The Rabobank Agri Commodities Monthly for October looks at the effects of global fundamentals and prices, and gives an outlook for wheat, sugar, corn and soybeans.
– Weaker US dollar makes exports cheaper
– High corn prices pushing wheat into backseat
– Ukraine imposes export quotas
The wheat market appears to be taking a backseat to the corn market and macroeconomic factors such as the dollar.
Recent currency recalibrations have made US wheat the cheapest available export wheat in the world.
In the Black Sea Region the Ukraine government imposed export quotas from 18 October. In Russia, rising grain prices are now rationing demand as millers are unable to pass on higher costs.
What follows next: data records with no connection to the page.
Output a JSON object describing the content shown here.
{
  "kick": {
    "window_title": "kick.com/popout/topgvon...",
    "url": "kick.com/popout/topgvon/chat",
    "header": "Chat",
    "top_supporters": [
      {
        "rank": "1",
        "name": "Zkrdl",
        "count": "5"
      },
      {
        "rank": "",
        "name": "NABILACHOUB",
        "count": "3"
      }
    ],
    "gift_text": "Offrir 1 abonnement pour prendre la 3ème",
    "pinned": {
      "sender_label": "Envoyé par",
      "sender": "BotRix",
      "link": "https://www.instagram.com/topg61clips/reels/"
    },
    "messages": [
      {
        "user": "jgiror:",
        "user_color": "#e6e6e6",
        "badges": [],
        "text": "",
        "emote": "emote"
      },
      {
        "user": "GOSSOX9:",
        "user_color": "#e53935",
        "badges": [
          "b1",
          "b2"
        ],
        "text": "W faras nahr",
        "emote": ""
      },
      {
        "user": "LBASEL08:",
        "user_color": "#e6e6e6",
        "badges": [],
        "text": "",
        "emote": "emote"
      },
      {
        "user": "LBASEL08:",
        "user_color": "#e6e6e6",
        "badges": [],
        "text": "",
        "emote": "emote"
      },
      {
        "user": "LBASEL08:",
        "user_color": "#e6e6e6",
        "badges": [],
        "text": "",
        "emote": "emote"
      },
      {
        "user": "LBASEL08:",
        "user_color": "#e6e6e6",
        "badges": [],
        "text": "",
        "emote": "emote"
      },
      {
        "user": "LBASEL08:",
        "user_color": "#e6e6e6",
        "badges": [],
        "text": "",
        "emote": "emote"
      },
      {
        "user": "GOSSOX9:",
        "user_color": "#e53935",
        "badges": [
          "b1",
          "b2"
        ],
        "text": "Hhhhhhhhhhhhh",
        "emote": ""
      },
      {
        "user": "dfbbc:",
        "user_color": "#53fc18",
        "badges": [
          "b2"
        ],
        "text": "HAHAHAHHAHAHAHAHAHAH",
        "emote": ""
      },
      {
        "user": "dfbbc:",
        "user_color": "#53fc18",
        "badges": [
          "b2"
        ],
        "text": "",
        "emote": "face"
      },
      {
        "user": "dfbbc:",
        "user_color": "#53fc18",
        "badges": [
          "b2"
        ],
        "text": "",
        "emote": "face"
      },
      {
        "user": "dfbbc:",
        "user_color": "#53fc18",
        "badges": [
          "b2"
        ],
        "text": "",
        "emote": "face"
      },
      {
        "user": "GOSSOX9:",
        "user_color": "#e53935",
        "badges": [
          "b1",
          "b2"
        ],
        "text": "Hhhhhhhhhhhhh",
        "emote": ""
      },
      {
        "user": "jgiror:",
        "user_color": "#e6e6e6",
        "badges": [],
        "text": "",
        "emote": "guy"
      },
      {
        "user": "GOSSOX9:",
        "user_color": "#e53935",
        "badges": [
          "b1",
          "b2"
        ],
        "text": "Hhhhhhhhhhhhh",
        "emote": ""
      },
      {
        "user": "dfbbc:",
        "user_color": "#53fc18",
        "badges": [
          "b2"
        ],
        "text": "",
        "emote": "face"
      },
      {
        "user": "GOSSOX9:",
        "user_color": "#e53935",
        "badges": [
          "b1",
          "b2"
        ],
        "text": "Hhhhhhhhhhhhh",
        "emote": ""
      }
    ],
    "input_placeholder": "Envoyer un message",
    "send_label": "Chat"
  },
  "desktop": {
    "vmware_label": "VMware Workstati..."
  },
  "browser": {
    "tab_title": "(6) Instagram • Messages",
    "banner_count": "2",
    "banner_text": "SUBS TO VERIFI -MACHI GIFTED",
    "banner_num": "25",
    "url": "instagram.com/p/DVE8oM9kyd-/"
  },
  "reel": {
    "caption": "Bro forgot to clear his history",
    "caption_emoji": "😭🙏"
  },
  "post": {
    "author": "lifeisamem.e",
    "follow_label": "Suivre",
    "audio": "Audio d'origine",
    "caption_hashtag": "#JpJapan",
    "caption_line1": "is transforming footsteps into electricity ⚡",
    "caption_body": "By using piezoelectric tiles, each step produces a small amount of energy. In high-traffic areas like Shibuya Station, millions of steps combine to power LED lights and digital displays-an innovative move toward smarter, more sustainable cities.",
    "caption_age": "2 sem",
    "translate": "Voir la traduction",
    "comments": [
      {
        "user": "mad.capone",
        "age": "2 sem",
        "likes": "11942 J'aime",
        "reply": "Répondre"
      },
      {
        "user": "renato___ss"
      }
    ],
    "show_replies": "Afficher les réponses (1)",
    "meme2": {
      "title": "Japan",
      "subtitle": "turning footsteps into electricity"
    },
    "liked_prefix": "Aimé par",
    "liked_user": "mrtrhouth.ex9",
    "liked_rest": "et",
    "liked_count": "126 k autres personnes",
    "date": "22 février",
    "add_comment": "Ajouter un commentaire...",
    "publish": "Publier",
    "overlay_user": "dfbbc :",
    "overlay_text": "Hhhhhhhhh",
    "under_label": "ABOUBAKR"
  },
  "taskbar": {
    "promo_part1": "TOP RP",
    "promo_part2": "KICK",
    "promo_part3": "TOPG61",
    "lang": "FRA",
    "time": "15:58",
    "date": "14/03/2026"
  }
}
– US yield downgrades likely
– Need for prices to ration demand
– Risk of Chinese imports
The US Department of Agriculture (USDA) shocked the market on 8 October by slashing their expected US corn yield and production estimates.
Given the USDA’s historic tendency to make further downward revisions after reducing their yield estimates in October, corn prices will need to ration demand in coming months.
Uncertainty remains about official Chinese stock levels. But if China has to implement a corn import programme this would further impact the world and US corn balance sheets.
– Strong global export demand
– Need to maintain price relative to corn
– La Niña weather pattern still threatens South America
Global soybean demand remains extremely robust, especially from China. Even with prices at new highs, there is no real evidence of demand rationing, while soybean prices have lost ground relative to corn.
Supply prospects in South America will be key to prices going forward. Although production risks have declined over the last month, the La Niña weather system remains in a strong/moderate phase, and will be key in determining final South American production levels through to early 2011.